Visual Comparison of Eye Movement Patterns by Tanja Blascheck, Markus Schweizer, Fabian Beck, and Thomas Ertl describes a tool for comparing eye tracking data. Their approach shows transitions between areas of interest as circular arc diagram, with an additional chart for temporal sequence with color. There is also a view to compare two participants, and a grid view for multiple comparisons. The tool is available online to play with and includes sample datasets and a tutorial.
Plots, Plots, Plots
Sclow Plots: Visualizing Empty Space by Joachim Giesen, Lars Kühne, and Philipp Lucas proposes and interesting idea for showing the empty spaces in high-dimensional data. They create a three-dimensional projection and then draw flow lines that follow particles that try to escape from the data points. This way, they can show empty spaces that are enclosed or open, depending on which kinds of flow lines are being shown. Adding something to show what’s not there is quite an interesting approach.

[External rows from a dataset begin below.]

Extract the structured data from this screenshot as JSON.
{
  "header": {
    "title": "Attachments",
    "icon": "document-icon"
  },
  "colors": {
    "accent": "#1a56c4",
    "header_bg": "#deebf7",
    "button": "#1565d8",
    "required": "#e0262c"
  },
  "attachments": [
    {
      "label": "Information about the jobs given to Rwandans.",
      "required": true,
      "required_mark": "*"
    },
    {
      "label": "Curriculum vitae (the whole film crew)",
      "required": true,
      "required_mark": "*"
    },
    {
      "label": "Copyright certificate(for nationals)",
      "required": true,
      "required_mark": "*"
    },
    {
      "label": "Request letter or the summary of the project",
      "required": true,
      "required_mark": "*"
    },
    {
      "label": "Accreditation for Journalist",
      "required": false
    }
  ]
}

Interactive Regression Lens for Exploring Scatter Plots by L. Shao, A. Mahajan, Tobias Schreck, and D. Lehmann provides a neat tool for creating local regression models in data. The user selects a set of points and is shown the best model. They guard against over- and underfitting, and even provide some guidance to the user for how to improve the model (by showing which way to move the selection for a better fit).

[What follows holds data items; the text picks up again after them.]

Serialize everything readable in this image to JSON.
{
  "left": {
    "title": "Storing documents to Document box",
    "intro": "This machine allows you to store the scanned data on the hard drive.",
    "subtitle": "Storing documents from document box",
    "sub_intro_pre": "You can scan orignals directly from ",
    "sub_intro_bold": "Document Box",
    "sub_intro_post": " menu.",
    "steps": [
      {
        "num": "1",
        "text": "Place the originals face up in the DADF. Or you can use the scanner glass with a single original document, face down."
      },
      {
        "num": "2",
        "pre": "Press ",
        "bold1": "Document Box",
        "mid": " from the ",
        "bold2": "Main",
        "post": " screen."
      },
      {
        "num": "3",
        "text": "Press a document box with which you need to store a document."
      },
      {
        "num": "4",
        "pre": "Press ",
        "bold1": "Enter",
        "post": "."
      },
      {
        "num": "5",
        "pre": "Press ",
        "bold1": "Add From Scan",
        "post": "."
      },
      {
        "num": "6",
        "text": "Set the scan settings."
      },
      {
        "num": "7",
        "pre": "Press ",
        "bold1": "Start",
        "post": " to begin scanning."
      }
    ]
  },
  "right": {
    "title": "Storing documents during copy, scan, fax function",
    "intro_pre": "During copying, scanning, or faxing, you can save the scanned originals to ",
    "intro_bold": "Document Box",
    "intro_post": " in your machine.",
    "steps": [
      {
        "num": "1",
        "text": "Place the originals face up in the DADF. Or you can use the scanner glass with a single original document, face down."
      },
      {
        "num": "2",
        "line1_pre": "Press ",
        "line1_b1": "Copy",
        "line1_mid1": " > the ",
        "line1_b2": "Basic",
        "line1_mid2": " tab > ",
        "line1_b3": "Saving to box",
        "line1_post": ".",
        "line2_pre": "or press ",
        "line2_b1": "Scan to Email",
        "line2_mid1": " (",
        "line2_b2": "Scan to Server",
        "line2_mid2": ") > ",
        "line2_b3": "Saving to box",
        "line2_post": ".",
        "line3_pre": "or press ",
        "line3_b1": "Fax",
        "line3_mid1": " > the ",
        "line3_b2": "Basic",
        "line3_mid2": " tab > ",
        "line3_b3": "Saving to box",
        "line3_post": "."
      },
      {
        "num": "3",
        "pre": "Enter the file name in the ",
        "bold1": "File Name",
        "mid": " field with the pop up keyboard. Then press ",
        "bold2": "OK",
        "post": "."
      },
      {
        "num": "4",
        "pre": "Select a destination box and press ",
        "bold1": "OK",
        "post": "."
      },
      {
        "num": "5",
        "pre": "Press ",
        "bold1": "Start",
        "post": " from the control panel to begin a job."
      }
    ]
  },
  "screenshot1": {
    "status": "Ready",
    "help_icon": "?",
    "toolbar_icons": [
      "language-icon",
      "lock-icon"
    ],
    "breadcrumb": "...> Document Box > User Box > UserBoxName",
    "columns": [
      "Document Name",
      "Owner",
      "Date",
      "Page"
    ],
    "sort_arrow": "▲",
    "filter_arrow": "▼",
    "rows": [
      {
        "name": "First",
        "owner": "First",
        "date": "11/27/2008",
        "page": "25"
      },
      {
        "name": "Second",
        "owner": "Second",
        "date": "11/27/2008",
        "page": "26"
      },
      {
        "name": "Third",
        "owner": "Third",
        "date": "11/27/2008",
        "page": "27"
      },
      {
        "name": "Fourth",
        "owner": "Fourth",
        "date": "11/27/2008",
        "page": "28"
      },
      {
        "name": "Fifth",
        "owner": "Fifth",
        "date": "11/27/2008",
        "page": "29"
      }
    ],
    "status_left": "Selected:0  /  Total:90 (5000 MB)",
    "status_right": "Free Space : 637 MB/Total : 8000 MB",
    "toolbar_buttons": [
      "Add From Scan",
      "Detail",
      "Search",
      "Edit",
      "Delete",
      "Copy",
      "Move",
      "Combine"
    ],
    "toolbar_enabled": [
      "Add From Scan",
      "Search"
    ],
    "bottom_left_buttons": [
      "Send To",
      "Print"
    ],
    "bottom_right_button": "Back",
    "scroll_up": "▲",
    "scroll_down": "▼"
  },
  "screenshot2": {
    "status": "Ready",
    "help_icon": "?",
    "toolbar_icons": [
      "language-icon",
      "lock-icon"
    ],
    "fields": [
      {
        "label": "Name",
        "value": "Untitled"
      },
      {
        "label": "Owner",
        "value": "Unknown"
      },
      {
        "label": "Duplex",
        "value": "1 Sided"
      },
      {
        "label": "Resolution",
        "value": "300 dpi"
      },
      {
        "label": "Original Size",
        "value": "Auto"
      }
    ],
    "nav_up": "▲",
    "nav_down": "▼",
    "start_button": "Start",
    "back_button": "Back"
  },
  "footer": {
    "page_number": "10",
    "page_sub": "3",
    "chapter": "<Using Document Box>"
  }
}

Sliceplorer: 1D slices for multi-dimensional continuous functions by Thomas Torsney-Weir, Michael Sedlmair, and Torsten Möller shows the influence of many dimensions on an outcome in a model as individual 1-D line charts of points sampled in that space. It’s quite straight-forward but looks very useful. You can play with it online.
Stardust: Accessible and Transparent GPU Support for Information Visualization Rendering by Donghao Ren, Bongshin Lee, and Tobias Höllerer is a framework for building information visualization applications in the browser that are rendered directly on the GPU. Their API mirrors D3 and they are working on interesting extensions to build pixel-space techniques as well. The link above leads to their very nice demo page (with source, etc.), and they also have a nice little demo reel:
Survey of Surveys
Survey of Surveys (SoS) - Mapping The Landscape of Survey Papers in Information Visualisation by Liam McNabb and Robert S. Laramee is the only State-of-the-Art Report (STAR) I saw. The authors have put together a long list of existing surveys and taxonomies in visualization in their paper and accompanying supplemental material, and they’ve created a neat interactive website that lets you pick out papers by year, keywords, and authors.

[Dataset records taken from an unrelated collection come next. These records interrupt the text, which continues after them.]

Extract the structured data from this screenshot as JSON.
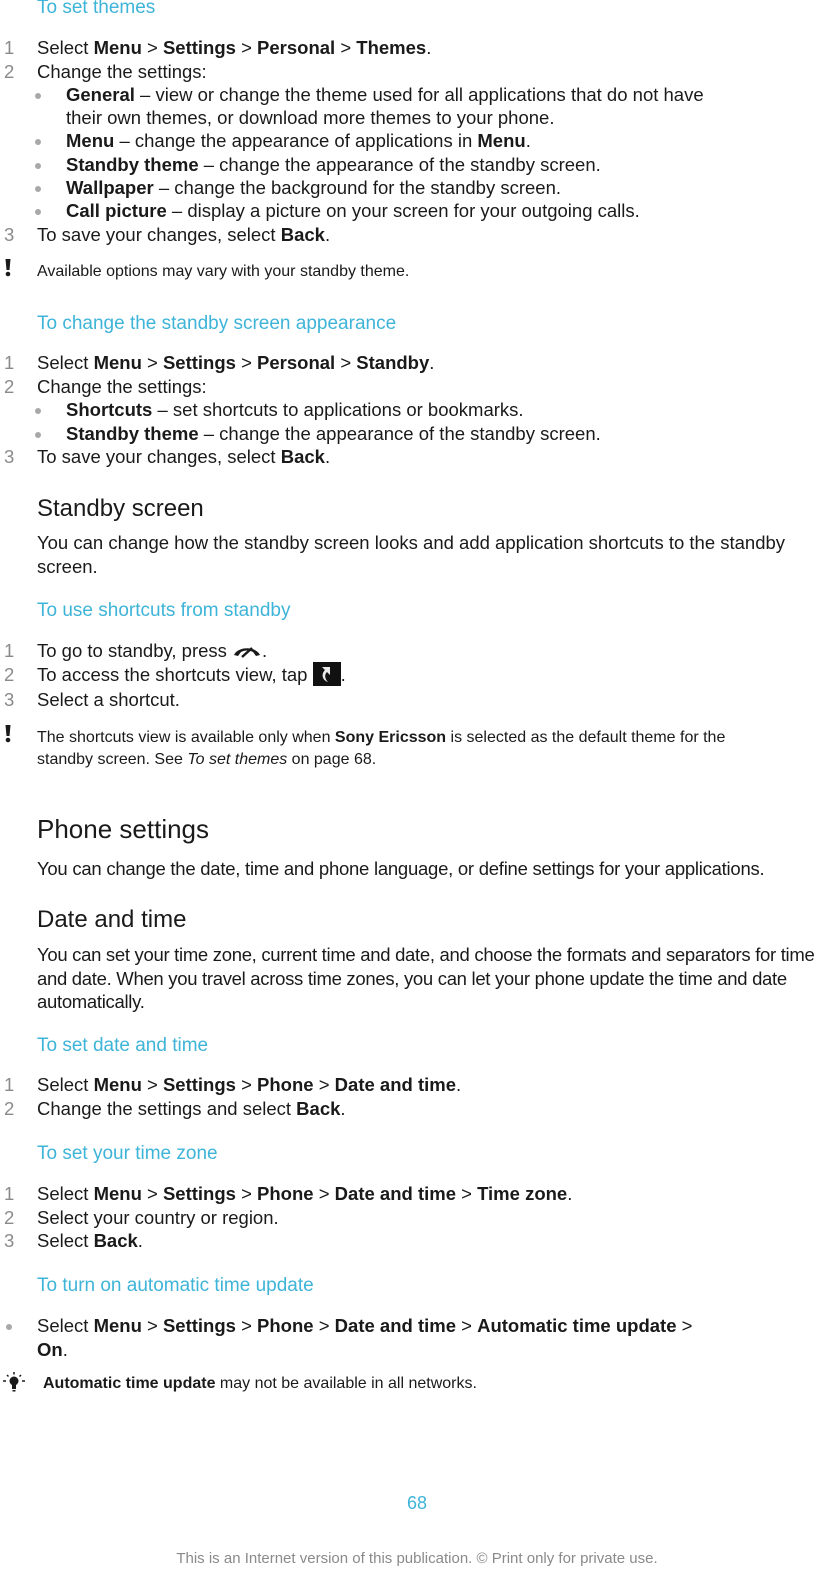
{
  "sections": {
    "set_themes": {
      "title": "To set themes",
      "step1": {
        "num": "1",
        "pre": "Select ",
        "p1": "Menu",
        "sep": " > ",
        "p2": "Settings",
        "p3": "Personal",
        "p4": "Themes",
        "end": "."
      },
      "step2": {
        "num": "2",
        "text": "Change the settings:"
      },
      "bullets": [
        {
          "term": "General",
          "desc": " – view or change the theme used for all applications that do not have",
          "desc2": "their own themes, or download more themes to your phone."
        },
        {
          "term": "Menu",
          "desc": " – change the appearance of applications in ",
          "term2": "Menu",
          "end": "."
        },
        {
          "term": "Standby theme",
          "desc": " – change the appearance of the standby screen."
        },
        {
          "term": "Wallpaper",
          "desc": " – change the background for the standby screen."
        },
        {
          "term": "Call picture",
          "desc": " – display a picture on your screen for your outgoing calls."
        }
      ],
      "step3": {
        "num": "3",
        "pre": "To save your changes, select ",
        "term": "Back",
        "end": "."
      },
      "note": "Available options may vary with your standby theme."
    },
    "standby_appearance": {
      "title": "To change the standby screen appearance",
      "step1": {
        "num": "1",
        "pre": "Select ",
        "p1": "Menu",
        "sep": " > ",
        "p2": "Settings",
        "p3": "Personal",
        "p4": "Standby",
        "end": "."
      },
      "step2": {
        "num": "2",
        "text": "Change the settings:"
      },
      "bullets": [
        {
          "term": "Shortcuts",
          "desc": " – set shortcuts to applications or bookmarks."
        },
        {
          "term": "Standby theme",
          "desc": " – change the appearance of the standby screen."
        }
      ],
      "step3": {
        "num": "3",
        "pre": "To save your changes, select ",
        "term": "Back",
        "end": "."
      }
    },
    "standby_screen": {
      "title": "Standby screen",
      "body": "You can change how the standby screen looks and add application shortcuts to the standby screen."
    },
    "shortcuts": {
      "title": "To use shortcuts from standby",
      "step1": {
        "num": "1",
        "text": "To go to standby, press ",
        "end": "."
      },
      "step2": {
        "num": "2",
        "text": "To access the shortcuts view, tap ",
        "end": "."
      },
      "step3": {
        "num": "3",
        "text": "Select a shortcut."
      },
      "note": {
        "pre": "The shortcuts view is available only when ",
        "term": "Sony Ericsson",
        "post": " is selected as the default theme for the",
        "line2_pre": "standby screen. See ",
        "link": "To set themes",
        "line2_post": " on page 68."
      }
    },
    "phone_settings": {
      "title": "Phone settings",
      "body": "You can change the date, time and phone language, or define settings for your applications."
    },
    "date_time": {
      "title": "Date and time",
      "body": "You can set your time zone, current time and date, and choose the formats and separators for time and date. When you travel across time zones, you can let your phone update the time and date automatically."
    },
    "set_date_time": {
      "title": "To set date and time",
      "step1": {
        "num": "1",
        "pre": "Select ",
        "p1": "Menu",
        "sep": " > ",
        "p2": "Settings",
        "p3": "Phone",
        "p4": "Date and time",
        "end": "."
      },
      "step2": {
        "num": "2",
        "pre": "Change the settings and select ",
        "term": "Back",
        "end": "."
      }
    },
    "time_zone": {
      "title": "To set your time zone",
      "step1": {
        "num": "1",
        "pre": "Select ",
        "p1": "Menu",
        "sep": " > ",
        "p2": "Settings",
        "p3": "Phone",
        "p4": "Date and time",
        "p5": "Time zone",
        "end": "."
      },
      "step2": {
        "num": "2",
        "text": "Select your country or region."
      },
      "step3": {
        "num": "3",
        "pre": "Select ",
        "term": "Back",
        "end": "."
      }
    },
    "auto_time": {
      "title": "To turn on automatic time update",
      "step": {
        "pre": "Select ",
        "p1": "Menu",
        "sep": " > ",
        "p2": "Settings",
        "p3": "Phone",
        "p4": "Date and time",
        "p5": "Automatic time update",
        "p6": "On",
        "end": "."
      },
      "tip": {
        "term": "Automatic time update",
        "post": " may not be available in all networks."
      }
    }
  },
  "footer": {
    "page_number": "68",
    "notice": "This is an Internet version of this publication. © Print only for private use."
  },
  "colors": {
    "heading_blue": "#3eb4d8",
    "text": "#1a1a1a",
    "numbers": "#8a8a8a"
  }
}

Multidimensional and Geospatial Vis
Nodes, Paths, and Edges: Using Mental Maps to Augment Crime Data Analysis in Urban Spaces by Alex Godwin and John Stasko combines crime data with our idea about cities, like where activity concentrates, how those places are connected, and how they are divided by structures like highways, bodies of water, etc. It’s an interesting way of looking at data in a way that goes beyond the usual mapping approaches.